Page One: A Year Inside the New York Times
Over the last decade the internet has become our main source for news. With the ability to be instantaneous and mostly free, newspapers have been closing their doors for good. But through it all, the New York Times stood strong, and stuck to its formula, surviving the presence of the web and continuing business as normal - well, sort of.
In Andrew Rossi's Page One: A Year Inside the New York Times, viewers are taken behind the scenes as writers, editors and printers work together to craft an unforgettable newspaper that will keep people interested, intrigued and subscribing. From unique angles on world topics to no-holds-barred investigating on national politics, the paper of all papers works hard to stay above the curve. In this sense, the film proved acceptable.
Yet, in hindsight, I was still disappointed with what I saw. For one, the film is titled 'a year inside the New York Times.' In the film, we never get dates, we never know how much time has passed, and I hardly believe that the cameras were only rolling for 365 days.
Additionally, the film focuses solely on world views, the war in Iraq and national politics. It would have been interesting to see what the newspaper was doing about sports and entertainment news, two avenues that bear the most competition from blogs, amateur websites and pirating. The absence of those issues left a hole in the film, creating more questions than answers.

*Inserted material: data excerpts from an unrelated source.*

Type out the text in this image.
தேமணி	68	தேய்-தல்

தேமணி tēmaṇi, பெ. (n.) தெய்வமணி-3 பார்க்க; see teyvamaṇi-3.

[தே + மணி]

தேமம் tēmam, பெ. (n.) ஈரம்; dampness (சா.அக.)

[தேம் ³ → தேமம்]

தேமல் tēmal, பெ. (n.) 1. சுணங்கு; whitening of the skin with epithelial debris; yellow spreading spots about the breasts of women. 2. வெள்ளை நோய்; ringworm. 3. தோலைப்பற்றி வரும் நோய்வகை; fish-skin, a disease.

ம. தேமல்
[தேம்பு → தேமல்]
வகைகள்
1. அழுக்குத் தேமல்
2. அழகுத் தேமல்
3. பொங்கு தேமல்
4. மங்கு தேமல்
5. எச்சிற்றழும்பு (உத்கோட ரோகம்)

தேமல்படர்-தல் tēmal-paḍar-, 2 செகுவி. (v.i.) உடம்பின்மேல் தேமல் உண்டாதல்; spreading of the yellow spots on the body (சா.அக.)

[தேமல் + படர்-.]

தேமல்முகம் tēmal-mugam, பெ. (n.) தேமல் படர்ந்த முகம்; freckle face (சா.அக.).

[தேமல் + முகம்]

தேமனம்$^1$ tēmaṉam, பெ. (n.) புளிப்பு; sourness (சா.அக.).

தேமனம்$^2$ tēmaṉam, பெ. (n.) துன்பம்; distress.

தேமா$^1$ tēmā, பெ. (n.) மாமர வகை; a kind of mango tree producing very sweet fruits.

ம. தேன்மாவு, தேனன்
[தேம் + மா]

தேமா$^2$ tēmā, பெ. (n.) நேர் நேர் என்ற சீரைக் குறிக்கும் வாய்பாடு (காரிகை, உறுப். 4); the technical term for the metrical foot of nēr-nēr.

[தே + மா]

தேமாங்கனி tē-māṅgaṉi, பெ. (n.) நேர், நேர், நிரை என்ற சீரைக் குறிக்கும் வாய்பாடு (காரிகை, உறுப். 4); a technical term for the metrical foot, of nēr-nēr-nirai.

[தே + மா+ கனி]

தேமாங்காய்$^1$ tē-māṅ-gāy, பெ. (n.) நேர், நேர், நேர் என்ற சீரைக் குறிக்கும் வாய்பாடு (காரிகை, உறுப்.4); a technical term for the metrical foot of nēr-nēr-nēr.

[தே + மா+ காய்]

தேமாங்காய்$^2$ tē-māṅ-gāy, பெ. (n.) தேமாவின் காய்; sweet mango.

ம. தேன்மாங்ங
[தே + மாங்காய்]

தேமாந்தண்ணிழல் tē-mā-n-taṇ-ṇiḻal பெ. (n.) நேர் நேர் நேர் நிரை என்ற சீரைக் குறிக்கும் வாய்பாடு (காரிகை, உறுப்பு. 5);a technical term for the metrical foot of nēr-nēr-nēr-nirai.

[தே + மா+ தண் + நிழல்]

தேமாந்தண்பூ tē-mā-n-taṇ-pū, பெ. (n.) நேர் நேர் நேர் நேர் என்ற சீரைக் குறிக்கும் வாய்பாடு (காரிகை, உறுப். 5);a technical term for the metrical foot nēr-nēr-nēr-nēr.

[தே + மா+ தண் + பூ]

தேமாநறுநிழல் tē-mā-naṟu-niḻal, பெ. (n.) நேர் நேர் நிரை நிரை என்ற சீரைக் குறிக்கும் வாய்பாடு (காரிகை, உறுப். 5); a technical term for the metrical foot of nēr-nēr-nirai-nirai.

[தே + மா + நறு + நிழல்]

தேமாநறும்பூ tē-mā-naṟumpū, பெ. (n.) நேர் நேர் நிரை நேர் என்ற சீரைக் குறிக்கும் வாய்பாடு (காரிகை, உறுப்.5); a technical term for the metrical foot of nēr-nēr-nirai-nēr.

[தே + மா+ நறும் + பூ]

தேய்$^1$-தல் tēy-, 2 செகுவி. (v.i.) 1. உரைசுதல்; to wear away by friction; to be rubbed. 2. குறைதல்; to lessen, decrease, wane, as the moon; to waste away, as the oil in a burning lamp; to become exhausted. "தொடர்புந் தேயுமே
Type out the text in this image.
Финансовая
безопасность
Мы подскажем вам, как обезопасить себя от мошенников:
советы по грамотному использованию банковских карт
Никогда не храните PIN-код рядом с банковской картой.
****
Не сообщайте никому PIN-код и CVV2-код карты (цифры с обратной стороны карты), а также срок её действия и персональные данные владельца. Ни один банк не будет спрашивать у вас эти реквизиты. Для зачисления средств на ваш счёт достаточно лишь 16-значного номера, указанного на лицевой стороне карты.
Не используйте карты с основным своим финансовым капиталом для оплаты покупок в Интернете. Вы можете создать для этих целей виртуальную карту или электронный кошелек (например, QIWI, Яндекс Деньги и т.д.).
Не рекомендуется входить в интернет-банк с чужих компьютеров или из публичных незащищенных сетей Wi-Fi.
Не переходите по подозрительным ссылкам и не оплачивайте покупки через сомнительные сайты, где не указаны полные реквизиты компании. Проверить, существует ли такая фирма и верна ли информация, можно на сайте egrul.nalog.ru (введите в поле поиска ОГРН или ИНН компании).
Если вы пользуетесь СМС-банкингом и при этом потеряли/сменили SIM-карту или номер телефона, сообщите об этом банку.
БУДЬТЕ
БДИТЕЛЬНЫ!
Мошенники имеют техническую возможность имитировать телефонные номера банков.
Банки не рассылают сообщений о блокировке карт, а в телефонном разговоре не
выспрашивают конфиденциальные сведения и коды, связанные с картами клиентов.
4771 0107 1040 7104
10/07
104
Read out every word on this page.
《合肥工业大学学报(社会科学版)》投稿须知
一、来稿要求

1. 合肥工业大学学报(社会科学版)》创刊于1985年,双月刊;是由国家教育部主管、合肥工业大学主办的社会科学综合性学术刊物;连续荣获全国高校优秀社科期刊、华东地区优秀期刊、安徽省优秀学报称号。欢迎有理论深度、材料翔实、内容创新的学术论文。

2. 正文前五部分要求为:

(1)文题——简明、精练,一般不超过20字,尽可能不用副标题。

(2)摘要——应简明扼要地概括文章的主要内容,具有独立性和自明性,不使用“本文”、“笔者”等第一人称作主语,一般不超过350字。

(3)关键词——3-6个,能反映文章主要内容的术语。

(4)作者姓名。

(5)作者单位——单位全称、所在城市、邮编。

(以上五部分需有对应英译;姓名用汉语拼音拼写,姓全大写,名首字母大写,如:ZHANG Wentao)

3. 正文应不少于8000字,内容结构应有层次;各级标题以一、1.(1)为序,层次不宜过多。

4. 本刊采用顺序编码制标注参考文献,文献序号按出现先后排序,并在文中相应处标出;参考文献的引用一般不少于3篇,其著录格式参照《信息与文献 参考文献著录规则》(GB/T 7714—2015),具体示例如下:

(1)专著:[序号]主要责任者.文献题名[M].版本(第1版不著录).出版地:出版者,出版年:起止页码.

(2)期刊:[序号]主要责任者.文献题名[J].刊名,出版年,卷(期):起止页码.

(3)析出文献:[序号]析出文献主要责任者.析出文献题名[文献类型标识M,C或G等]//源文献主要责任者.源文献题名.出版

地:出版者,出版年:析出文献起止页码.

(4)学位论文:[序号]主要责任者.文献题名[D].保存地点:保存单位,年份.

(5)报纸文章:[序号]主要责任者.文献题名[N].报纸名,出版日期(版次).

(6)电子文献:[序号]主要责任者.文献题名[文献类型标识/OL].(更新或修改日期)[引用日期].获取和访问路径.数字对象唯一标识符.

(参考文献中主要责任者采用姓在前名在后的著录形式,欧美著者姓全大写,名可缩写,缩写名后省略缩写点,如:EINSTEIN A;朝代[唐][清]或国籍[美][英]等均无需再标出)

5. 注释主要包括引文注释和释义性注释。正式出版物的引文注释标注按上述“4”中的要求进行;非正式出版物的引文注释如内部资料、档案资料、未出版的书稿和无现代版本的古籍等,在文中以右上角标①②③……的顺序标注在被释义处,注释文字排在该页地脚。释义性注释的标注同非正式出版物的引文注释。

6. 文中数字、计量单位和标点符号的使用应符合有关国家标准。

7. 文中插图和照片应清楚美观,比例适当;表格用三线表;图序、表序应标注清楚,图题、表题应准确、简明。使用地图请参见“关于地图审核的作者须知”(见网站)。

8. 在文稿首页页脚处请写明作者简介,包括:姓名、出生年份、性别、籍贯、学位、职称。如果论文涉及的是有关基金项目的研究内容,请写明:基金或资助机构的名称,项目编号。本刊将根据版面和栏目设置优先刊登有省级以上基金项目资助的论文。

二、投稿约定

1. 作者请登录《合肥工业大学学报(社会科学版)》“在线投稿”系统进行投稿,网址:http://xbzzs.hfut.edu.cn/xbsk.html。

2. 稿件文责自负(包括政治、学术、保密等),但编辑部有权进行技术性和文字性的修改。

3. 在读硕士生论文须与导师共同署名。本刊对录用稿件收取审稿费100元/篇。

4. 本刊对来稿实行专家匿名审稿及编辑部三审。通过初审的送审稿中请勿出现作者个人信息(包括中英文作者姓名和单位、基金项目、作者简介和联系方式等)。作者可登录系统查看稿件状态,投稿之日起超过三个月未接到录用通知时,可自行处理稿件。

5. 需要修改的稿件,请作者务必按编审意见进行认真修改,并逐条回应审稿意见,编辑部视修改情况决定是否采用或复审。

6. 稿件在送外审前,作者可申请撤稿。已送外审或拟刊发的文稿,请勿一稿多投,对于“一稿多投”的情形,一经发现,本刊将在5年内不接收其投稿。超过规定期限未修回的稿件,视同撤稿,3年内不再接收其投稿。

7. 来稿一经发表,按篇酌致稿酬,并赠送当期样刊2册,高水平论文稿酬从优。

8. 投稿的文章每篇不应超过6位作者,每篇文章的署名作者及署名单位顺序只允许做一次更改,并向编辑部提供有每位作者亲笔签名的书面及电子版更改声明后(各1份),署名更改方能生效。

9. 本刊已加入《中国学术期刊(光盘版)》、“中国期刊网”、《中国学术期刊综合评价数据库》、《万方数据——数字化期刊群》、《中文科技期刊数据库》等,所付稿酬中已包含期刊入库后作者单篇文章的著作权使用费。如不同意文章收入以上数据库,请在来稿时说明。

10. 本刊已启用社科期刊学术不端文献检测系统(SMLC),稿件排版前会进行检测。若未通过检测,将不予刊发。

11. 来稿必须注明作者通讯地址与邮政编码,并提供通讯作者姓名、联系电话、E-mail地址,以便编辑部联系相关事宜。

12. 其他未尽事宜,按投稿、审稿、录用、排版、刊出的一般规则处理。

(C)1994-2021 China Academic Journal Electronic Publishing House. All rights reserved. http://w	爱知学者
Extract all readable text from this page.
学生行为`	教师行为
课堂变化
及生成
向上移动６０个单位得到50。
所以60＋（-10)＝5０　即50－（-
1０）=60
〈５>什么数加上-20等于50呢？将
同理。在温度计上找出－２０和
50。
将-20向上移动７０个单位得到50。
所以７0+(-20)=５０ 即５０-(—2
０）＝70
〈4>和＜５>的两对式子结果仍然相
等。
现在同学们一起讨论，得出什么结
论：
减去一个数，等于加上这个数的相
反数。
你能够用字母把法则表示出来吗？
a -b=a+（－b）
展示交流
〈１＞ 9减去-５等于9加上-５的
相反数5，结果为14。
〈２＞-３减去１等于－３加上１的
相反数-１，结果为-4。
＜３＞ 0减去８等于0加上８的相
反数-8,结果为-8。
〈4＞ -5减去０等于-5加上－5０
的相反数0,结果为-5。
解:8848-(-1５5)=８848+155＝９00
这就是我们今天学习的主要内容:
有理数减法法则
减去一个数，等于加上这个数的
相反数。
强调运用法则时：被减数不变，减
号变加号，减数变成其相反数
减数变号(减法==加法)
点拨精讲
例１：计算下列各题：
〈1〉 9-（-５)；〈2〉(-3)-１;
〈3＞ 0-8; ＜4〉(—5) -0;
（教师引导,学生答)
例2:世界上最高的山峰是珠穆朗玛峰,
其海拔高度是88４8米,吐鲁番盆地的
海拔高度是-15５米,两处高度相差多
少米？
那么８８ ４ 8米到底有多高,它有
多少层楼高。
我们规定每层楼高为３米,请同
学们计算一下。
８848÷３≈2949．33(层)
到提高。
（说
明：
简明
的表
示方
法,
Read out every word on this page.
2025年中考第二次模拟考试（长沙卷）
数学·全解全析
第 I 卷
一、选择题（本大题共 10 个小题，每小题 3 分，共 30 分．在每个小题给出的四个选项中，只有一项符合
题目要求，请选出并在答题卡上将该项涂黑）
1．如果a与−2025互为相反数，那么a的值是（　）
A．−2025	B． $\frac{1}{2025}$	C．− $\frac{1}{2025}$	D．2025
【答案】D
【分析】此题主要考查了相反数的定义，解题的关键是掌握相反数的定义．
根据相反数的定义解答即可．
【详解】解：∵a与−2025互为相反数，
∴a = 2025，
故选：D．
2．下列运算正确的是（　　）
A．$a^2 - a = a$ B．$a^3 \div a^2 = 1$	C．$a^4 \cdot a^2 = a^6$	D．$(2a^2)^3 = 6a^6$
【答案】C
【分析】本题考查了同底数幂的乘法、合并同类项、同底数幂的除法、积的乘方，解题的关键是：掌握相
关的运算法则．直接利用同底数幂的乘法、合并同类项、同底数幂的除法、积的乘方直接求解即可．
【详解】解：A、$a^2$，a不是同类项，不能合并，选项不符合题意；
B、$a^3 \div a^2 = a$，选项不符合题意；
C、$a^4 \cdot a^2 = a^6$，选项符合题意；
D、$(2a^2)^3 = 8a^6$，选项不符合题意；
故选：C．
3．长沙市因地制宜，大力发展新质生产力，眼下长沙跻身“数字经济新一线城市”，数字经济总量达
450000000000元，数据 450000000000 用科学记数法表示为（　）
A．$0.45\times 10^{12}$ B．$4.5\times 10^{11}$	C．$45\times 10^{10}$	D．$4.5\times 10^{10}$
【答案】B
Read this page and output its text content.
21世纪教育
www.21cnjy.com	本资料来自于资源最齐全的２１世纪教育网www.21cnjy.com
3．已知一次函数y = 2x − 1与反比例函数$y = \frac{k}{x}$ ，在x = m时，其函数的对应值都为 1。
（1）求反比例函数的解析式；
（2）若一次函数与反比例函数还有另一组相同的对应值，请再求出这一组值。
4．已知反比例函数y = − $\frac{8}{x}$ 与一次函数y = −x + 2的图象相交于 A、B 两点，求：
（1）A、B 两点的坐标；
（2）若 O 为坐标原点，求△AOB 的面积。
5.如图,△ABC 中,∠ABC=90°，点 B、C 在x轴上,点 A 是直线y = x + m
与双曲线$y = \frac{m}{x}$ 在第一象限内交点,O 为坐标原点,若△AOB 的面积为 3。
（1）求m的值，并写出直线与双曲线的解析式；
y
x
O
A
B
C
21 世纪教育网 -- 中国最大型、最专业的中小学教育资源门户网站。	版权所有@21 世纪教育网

I will say, director Rossi was able to capture some impressive moments within the Times building. From major conversations with potential sources to a slashing in jobs, Rossi was granted full access, allowing him to be there to capture the emotion and excitement at every twist and turn. The film is good, and I highly recommend anyone interested in journalism or the effects that social media are having on the economy to see it, I just think that at the end of the day, the film could have been ten times better than what it was.